Which is why I am writing this post. Not to provide investment advice, but to provide some context on a fraught topic. About 300,000 women per year in the US and Canada will be diagnosed with breast cancer in 2020, and over the last decade that would be 2-3 million diagnosed and worried about recurrence.
They are going to read stories about a possible “cure” for breast cancer. This post is for them.
What does this all mean?
- For the 70-80% of those with breast cancer that is not HER2 positive, this (sadly) means nothing for them.
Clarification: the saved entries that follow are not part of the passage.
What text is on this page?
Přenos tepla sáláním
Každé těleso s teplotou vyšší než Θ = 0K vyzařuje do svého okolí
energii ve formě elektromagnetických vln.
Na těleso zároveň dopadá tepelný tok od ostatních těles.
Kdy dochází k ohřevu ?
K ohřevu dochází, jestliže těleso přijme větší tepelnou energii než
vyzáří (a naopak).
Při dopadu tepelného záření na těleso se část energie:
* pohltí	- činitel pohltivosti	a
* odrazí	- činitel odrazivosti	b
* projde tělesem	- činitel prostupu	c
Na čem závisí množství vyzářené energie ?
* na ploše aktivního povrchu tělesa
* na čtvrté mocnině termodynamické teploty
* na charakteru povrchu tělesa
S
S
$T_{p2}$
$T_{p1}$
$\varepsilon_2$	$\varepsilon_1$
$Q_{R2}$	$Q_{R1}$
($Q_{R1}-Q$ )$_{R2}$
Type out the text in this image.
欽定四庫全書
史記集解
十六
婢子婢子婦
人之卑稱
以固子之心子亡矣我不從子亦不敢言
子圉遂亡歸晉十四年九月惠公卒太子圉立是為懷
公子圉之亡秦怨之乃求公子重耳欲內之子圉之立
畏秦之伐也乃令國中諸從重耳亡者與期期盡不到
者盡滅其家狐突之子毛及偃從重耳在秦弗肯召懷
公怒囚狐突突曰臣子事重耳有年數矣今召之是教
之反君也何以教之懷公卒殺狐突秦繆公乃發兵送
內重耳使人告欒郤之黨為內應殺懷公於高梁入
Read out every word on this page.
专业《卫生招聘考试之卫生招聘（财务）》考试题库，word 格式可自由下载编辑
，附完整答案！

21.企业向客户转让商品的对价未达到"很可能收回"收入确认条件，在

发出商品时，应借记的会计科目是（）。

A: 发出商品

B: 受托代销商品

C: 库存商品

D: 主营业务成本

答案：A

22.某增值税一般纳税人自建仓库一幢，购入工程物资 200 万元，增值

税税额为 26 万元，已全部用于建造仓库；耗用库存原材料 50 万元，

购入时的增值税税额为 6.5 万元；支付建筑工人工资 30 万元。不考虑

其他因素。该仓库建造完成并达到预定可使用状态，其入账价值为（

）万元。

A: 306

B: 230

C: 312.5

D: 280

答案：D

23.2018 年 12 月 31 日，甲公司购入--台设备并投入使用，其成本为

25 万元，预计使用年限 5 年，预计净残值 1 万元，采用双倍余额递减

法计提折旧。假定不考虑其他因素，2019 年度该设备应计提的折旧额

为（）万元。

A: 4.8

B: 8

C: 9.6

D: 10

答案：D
- For the 20-30% who are HER2 positive, this looks like it could be very good news.
- That said, as a result of various HER2 treatments, the ten year survival rate was already about 85%, which is pretty good.
- But 100% is even better, so fingers crossed.
- I have seen some bad posters, and (although I admit I am out of practice, not having been to a cancer conference since 2004) I don’t think this one is riddled with all kinds of red flags.
- My main concern is that the darn trial was just so small. I have friends with this disease, and I would say one thing to them and one thing only:
“Don’t get too excited about trial results when there were only 96 HER2 positive patients across two arms.”
What about the investment implications?
No idea. I don’t do that kind of analysis anymore.
Thanks for doing this Duncan. On a personal note, I will forever be thankful for the drug Herceptin. If you look at what's happening with CRISPR there's lots of reasons to be optimistic around curing all types of cancer.